Immigration Status

Under federal law, residents in public housing programs must declare whether they are U.S. citizens, U.S. nationals, or have eligible immigration status.

If you and all of your household’s members are U.S. citizens, U.S. nationals, or have eligible immigration status, you may be eligible.  If you or one or more of your household members cannot, or do not, fall into of these categories, you may not necessarily not be eligible.

Eligible immigration status – Non-citizens may have eligible immigration status in one of six categories:

1. Immigrants and special agricultural workers

A non-citizen lawfully admitted for permanent residence, as defined by Section 101(a)(20) of the Immigration and Nationality Act (INA) as an immigrant, as defined by Section 101(a)(15) of the INA (8 U.S.C.  1101(a)(20) and 1101(a)(15) respectively).  This category includes a non-citizen admitted under Section 210 or 210A of the INA (8 U.S.C. 1160 or 1161), special agricultural workers, who have been granted lawful temporary resident status.

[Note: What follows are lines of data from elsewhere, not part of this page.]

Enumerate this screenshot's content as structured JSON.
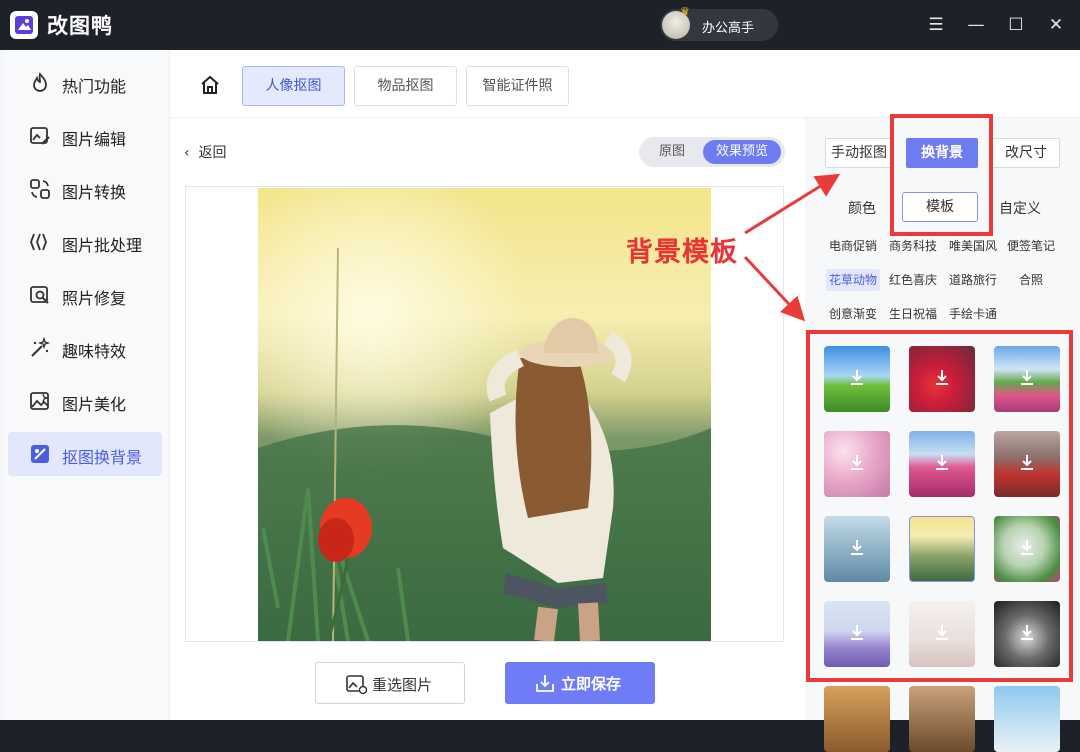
{
  "app": {
    "title": "改图鸭",
    "user_name": "办公高手"
  },
  "window_controls": {
    "menu": "☰",
    "minimize": "—",
    "maximize": "☐",
    "close": "✕"
  },
  "sidebar": {
    "items": [
      {
        "label": "热门功能",
        "icon": "flame-icon"
      },
      {
        "label": "图片编辑",
        "icon": "image-edit-icon"
      },
      {
        "label": "图片转换",
        "icon": "convert-icon"
      },
      {
        "label": "图片批处理",
        "icon": "batch-icon"
      },
      {
        "label": "照片修复",
        "icon": "repair-icon"
      },
      {
        "label": "趣味特效",
        "icon": "magic-wand-icon"
      },
      {
        "label": "图片美化",
        "icon": "beautify-icon"
      },
      {
        "label": "抠图换背景",
        "icon": "cutout-icon",
        "active": true
      }
    ]
  },
  "top_tabs": {
    "tabs": [
      {
        "label": "人像抠图",
        "active": true
      },
      {
        "label": "物品抠图"
      },
      {
        "label": "智能证件照"
      }
    ]
  },
  "editor": {
    "back_label": "返回",
    "view_toggle": {
      "original": "原图",
      "preview": "效果预览",
      "selected": "preview"
    },
    "reselect_label": "重选图片",
    "save_label": "立即保存"
  },
  "right_panel": {
    "modes": [
      {
        "label": "手动抠图"
      },
      {
        "label": "换背景",
        "active": true
      },
      {
        "label": "改尺寸"
      }
    ],
    "sub_tabs": [
      {
        "label": "颜色"
      },
      {
        "label": "模板",
        "active": true
      },
      {
        "label": "自定义"
      }
    ],
    "categories": [
      "电商促销",
      "商务科技",
      "唯美国风",
      "便签笔记",
      "花草动物",
      "红色喜庆",
      "道路旅行",
      "合照",
      "创意渐变",
      "生日祝福",
      "手绘卡通"
    ],
    "active_category": "花草动物",
    "templates": [
      "windmill-field",
      "red-poppies",
      "tulip-field",
      "cherry-blossom",
      "tulip-rows",
      "red-tractor",
      "blue-flowers",
      "sunset-meadow",
      "pink-tulips",
      "lavender-house",
      "penguin",
      "cat",
      "autumn-leaves",
      "dog",
      "beach"
    ]
  },
  "annotation": {
    "label": "背景模板",
    "color": "#ea3b3b"
  },
  "colors": {
    "accent": "#6e7cf2",
    "titlebar": "#1e2228",
    "annotation": "#ea3b3b"
  }
}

2. Non-citizens residing in U.S. prior to 1972

A non-citizen who entered the United States before January 1, 1972, or such later date as enacted by law, and has continuously maintained residence in the United States since then, and who is not eligible for citizenship but who is deemed to be lawfully admitted for permanent residence as a result of an exercise of discretion by the Attorney General under Section 249 of the INA (8 U.S.C. 1259).

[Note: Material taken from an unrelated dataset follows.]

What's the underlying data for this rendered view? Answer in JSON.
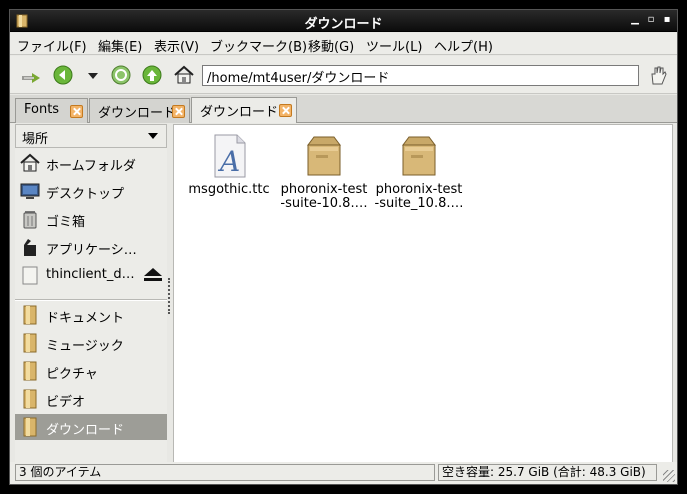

3. Refugee or asylum status

A non-citizen lawfully present in the United States pursuant to an admission under Section 207 of the INA (8 U.S.C. 1157)(refugee status); pursuant to the grant of asylum (which has not been terminated) under Section 208 of the INA (8 U.S.C. 1158)(asylum status); or as a result of being granted conditional entry under Section 203(a)(7) of the INA (8 U.S.C. 1153(a)(7) before April 1, 1980, because of persecution or fear of persecution on account of race, religion, or political opinion or because of being uprooted by catastrophic national calamity.

4. Parole status

A non-citizen lawfully present in the United States as a result of an exercise of discretion by the Attorney General for emergent reasons or reasons deemed strictly in the public interest under Section 212(d)(5) of the INA (8 U.S.C. 1182(d)(5)parole status.

5. Deportation asylum

A non-citizen lawfully present in the United States as a result of the Attorney General’s withholding deportation under Section 234(h) of the INA (8 U.S.C. 1253(h)(threat to life or freedom).

6. Amnesty granted

A non-citizen lawfully admitted for temporary or permanent residence under Section 245A of the INA (8 U.S.C. 1255a)(amnesty granted under INA 245A).

Verifying immigration or citizenship status

For U.S. Citizens – Verification consists of a signed Declaration of U.S. Citizenship.

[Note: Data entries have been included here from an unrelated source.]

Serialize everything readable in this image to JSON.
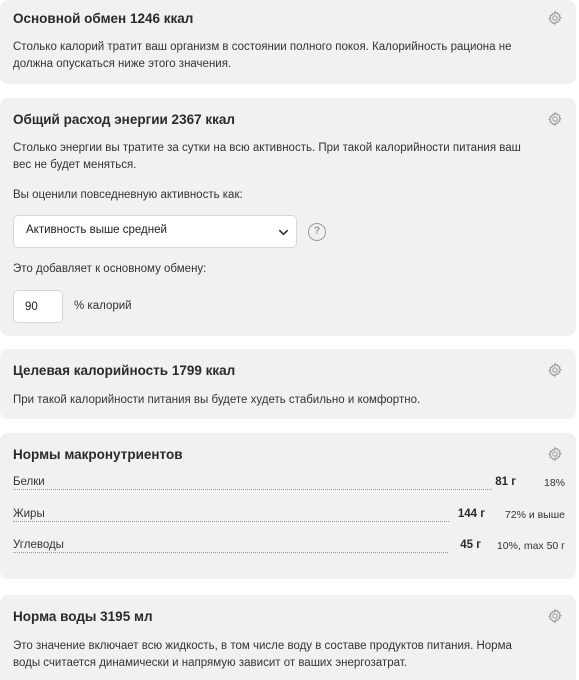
{
  "bmr": {
    "title": "Основной обмен 1246 ккал",
    "line1": "Столько калорий тратит ваш организм в состоянии полного покоя. Калорийность рациона не",
    "line2": "должна опускаться ниже этого значения.",
    "settings_icon": "gear-icon"
  },
  "tdee": {
    "title": "Общий расход энергии 2367 ккал",
    "line1": "Столько энергии вы тратите за сутки на всю активность. При такой калорийности питания ваш",
    "line2": "вес не будет меняться.",
    "activity_label": "Вы оценили повседневную активность как:",
    "activity_value": "Активность выше средней",
    "help_glyph": "?",
    "adds_label": "Это добавляет к основному обмену:",
    "percent_value": "90",
    "percent_unit": "% калорий",
    "settings_icon": "gear-icon"
  },
  "target": {
    "title": "Целевая калорийность 1799 ккал",
    "line1": "При такой калорийности питания вы будете худеть стабильно и комфортно.",
    "settings_icon": "gear-icon"
  },
  "macros": {
    "title": "Нормы макронутриентов",
    "settings_icon": "gear-icon",
    "rows": [
      {
        "name": "Белки",
        "grams": "81 г",
        "percent": "18%"
      },
      {
        "name": "Жиры",
        "grams": "144 г",
        "percent": "72% и выше"
      },
      {
        "name": "Углеводы",
        "grams": "45 г",
        "percent": "10%, max 50 г"
      }
    ]
  },
  "water": {
    "title": "Норма воды 3195 мл",
    "line1": "Это значение включает всю жидкость, в том числе воду в составе продуктов питания. Норма",
    "line2": "воды считается динамически и напрямую зависит от ваших энергозатрат.",
    "settings_icon": "gear-icon"
  },
  "colors": {
    "card_background": "#f1f1f2",
    "text": "#333333",
    "icon": "#9a9a9a"
  }
}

For non-citizens 62 years or older as of June 19, 1995 - Verification consists of a signed Declaration of Eligible Immigration Status and a proof of age document.

For all other non-citizens – Verification consists of three items – a signed Declaration of Eligible Immigration Status, a signed Verification Consent Form, and one of the following from the U.S. Department of Immigration and Naturalization Services (INS):

  • Form I-551 (Alien Registration Card)
  • Form I-94 (Arrival Departure Record); if submitted, must be annotated with or accompanied by one of the following:

o   Admitted as a Refugee pursuant to Section 207

o   Section 208 or Asylum

o   Section 243(h) or Deportation stayed by Attorney General

o   Paroled pursuant to Section 212(d)(5) of the INA

o   A final court decision granting asylum

o   A letter from the INS asylum officer, or from the INS

o   A court decision granting withholding of deportation

o   A letter from an INS asylum officer granting withholding of deportation

o   A receipt from INS indicating the application for issuance of a replacement document for one of the above.

When one or more family members cannot claim to be a U.S. citizen, U.S. national, or have eligible immigration status

The law includes help for keeping together “mixed” families, where some members have eligible immigration status and some do not.